How big data can improve healthcare

With the world swimming in data—from endless Twitter streams and Facebook updates, to genetic tests and medical records—it’s up to computer scientists like UBC Computer Science Professor Raymond Ng to help make sense of it all. Ng, Chief Informatics Officer for the PROOF (Prevention of Organ Failure) Centre of Excellence, discusses how big data is revolutionizing medicine, and why privacy is of utmost concern.

How can big data improve healthcare?

We have a lot of new bio-technologies that allow us to thoroughly look at a patient at the molecular level—such as DNA aberrations, changes in gene expression and protein expression. Just one sample from a patient at one time point can easily generate hundreds of thousands of readings. If you have 1,000 patients and 10 time points, in just a single data set you have over a billion numbers to analyze. That’s why we need computational methods to analyze the individual deep data.
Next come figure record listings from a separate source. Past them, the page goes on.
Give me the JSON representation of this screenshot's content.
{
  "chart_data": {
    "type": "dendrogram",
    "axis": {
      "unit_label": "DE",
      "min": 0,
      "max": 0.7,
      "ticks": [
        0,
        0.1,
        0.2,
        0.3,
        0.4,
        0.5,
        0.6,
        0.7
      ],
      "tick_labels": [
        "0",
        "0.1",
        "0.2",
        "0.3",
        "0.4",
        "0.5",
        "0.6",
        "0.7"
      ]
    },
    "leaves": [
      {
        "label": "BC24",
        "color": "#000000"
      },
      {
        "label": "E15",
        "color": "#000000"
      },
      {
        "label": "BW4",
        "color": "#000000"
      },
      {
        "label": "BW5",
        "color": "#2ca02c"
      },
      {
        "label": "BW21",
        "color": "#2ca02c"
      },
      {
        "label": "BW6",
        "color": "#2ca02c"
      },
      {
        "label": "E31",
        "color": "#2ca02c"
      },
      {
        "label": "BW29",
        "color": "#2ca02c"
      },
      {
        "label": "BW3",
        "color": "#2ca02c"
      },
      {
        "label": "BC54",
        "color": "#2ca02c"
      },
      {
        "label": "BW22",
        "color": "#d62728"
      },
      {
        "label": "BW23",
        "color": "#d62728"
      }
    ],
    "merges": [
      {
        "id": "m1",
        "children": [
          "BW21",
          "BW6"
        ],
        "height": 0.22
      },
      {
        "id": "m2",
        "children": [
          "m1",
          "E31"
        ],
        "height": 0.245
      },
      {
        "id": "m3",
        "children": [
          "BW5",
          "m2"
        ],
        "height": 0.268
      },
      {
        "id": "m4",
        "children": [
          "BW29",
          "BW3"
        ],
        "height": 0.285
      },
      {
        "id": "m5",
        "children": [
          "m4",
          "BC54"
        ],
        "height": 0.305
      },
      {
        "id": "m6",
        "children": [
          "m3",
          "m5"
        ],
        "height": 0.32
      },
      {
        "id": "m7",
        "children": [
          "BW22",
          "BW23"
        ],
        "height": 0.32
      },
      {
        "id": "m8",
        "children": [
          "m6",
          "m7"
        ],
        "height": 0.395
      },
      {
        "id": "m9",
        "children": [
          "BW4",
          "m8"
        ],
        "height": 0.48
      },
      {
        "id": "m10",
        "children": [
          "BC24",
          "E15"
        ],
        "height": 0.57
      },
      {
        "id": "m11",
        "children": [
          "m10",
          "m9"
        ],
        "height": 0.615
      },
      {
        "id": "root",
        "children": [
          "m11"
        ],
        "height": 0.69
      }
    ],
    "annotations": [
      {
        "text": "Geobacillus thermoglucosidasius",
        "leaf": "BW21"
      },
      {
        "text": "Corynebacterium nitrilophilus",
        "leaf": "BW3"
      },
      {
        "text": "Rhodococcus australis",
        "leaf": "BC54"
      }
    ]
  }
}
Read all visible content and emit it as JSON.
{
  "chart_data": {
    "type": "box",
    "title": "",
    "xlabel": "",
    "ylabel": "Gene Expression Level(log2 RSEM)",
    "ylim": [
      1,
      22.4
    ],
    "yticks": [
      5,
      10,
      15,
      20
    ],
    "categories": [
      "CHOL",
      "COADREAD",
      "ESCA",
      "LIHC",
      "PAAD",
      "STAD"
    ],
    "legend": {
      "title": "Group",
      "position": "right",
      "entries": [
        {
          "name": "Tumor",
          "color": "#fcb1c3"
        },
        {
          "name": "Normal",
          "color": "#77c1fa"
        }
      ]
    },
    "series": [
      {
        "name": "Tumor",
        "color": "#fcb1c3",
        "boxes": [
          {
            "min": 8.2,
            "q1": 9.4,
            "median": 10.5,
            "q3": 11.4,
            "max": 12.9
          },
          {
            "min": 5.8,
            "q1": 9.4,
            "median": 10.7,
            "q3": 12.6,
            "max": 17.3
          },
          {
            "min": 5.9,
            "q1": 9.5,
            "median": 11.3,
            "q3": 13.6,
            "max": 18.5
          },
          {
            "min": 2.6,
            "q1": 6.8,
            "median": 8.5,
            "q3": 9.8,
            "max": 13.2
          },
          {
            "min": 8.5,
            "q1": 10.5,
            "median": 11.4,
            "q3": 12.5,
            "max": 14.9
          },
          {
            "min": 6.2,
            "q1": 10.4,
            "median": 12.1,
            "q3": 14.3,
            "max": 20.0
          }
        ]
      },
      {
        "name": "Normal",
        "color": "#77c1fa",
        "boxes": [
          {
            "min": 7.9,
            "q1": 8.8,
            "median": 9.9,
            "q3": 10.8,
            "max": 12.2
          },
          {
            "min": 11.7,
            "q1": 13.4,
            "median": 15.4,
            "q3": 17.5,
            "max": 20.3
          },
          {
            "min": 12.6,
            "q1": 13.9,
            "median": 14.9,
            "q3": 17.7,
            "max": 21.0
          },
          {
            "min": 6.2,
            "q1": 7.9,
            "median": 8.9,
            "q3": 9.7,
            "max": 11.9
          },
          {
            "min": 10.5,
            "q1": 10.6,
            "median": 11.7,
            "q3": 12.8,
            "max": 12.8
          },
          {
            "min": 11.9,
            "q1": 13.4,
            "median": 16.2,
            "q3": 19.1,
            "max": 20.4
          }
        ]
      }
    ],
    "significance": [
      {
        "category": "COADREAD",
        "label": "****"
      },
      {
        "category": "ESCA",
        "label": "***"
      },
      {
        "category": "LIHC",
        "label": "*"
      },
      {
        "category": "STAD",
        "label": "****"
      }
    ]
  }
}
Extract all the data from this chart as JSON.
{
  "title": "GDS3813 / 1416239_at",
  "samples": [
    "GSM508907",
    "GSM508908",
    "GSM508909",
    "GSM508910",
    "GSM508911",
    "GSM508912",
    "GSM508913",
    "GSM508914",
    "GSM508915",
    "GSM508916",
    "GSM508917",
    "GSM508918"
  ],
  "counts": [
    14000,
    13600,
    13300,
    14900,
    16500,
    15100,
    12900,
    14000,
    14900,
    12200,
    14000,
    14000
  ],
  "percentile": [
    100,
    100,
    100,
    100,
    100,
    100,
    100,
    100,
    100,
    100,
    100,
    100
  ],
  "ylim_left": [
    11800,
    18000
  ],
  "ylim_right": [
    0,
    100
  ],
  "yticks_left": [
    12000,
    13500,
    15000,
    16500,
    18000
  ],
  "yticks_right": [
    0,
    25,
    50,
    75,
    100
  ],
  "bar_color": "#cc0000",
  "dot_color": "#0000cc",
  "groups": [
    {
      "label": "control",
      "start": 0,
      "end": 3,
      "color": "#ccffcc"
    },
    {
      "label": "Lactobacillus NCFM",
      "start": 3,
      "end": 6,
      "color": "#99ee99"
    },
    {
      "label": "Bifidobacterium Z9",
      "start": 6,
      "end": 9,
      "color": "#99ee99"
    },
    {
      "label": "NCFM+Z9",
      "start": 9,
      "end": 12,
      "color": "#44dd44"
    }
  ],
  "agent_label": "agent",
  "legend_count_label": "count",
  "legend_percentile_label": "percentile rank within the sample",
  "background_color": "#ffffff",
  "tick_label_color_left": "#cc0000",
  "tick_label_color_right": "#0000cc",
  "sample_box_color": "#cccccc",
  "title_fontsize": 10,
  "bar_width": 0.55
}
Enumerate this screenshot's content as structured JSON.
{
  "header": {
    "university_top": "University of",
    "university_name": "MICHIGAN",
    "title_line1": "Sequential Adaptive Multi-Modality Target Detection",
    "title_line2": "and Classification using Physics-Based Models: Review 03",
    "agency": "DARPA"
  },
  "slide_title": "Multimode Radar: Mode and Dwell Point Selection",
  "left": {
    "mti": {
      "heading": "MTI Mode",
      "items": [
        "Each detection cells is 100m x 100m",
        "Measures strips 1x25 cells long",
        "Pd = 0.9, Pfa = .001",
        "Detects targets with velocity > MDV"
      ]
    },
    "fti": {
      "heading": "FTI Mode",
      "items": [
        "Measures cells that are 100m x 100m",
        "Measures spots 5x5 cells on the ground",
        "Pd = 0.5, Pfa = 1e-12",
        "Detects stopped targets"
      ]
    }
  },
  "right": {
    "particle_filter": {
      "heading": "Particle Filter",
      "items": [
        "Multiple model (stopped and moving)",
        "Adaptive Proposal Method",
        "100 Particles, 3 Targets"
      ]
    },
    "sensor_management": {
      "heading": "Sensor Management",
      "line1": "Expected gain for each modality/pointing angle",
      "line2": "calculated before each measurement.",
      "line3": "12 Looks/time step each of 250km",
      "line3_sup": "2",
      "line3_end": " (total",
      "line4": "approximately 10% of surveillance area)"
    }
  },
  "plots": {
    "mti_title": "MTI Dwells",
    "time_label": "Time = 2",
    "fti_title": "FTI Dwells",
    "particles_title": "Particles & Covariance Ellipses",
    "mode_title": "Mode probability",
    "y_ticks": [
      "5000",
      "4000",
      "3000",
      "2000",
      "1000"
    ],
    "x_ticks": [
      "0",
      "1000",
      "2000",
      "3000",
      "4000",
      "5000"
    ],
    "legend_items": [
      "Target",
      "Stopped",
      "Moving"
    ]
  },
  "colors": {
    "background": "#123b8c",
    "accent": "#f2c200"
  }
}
This all fits into personalized medicine; to make a diagnosis or prediction of whether an individual is going to have a certain condition, you need very deep data on that particular individual.

Is this being used in medicine today?

It’s beginning to be, particularly in cancer clinics where they try to predict, for example, whether someone is going to respond to a certain chemotherapy. But we are still barely seeing the tip of the iceberg. Personalized medicine will have a lot more clinical applications in the next 10 to 20 years.

One of the tests that we are developing at PROOF is to take a tube of blood from a COPD [Chronic Obstructive Pulmonary Disease] patient, at a time when the patient may have some early symptoms, to try to predict whether this person is going to have an exacerbation of their disease, or a lung attack, within 60 days.

If a test like this is successful, then the clinician may start giving the patient more powerful medication, such as steroids, before the lung attach occurs. This would, hopefully, keep the patient from being hospitalized. As well as helping patients, such a blood test would save the healthcare system a lot of money.

In typical health research, patient privacy is of utmost importance. All of this work undergoes very rigorous ethics approval both locally and at the federal level.

Beyond the context of specialized medicine, there are very powerful techniques that have been developed, typically under the banner of data mining, machine learning, or computational statistics. I could see that when access to this big data gets into the hands of the wrong people, it also could do a lot of damage. We have the technologies to collect and analyze big data, and I think we need to make sure that the governance structure is there to minimize abuses.

"If you have 1,000 patients and 10 time points, in just a single data set you have over a billion numbers to analyze. That’s why we need computational methods to analyze the individual deep data."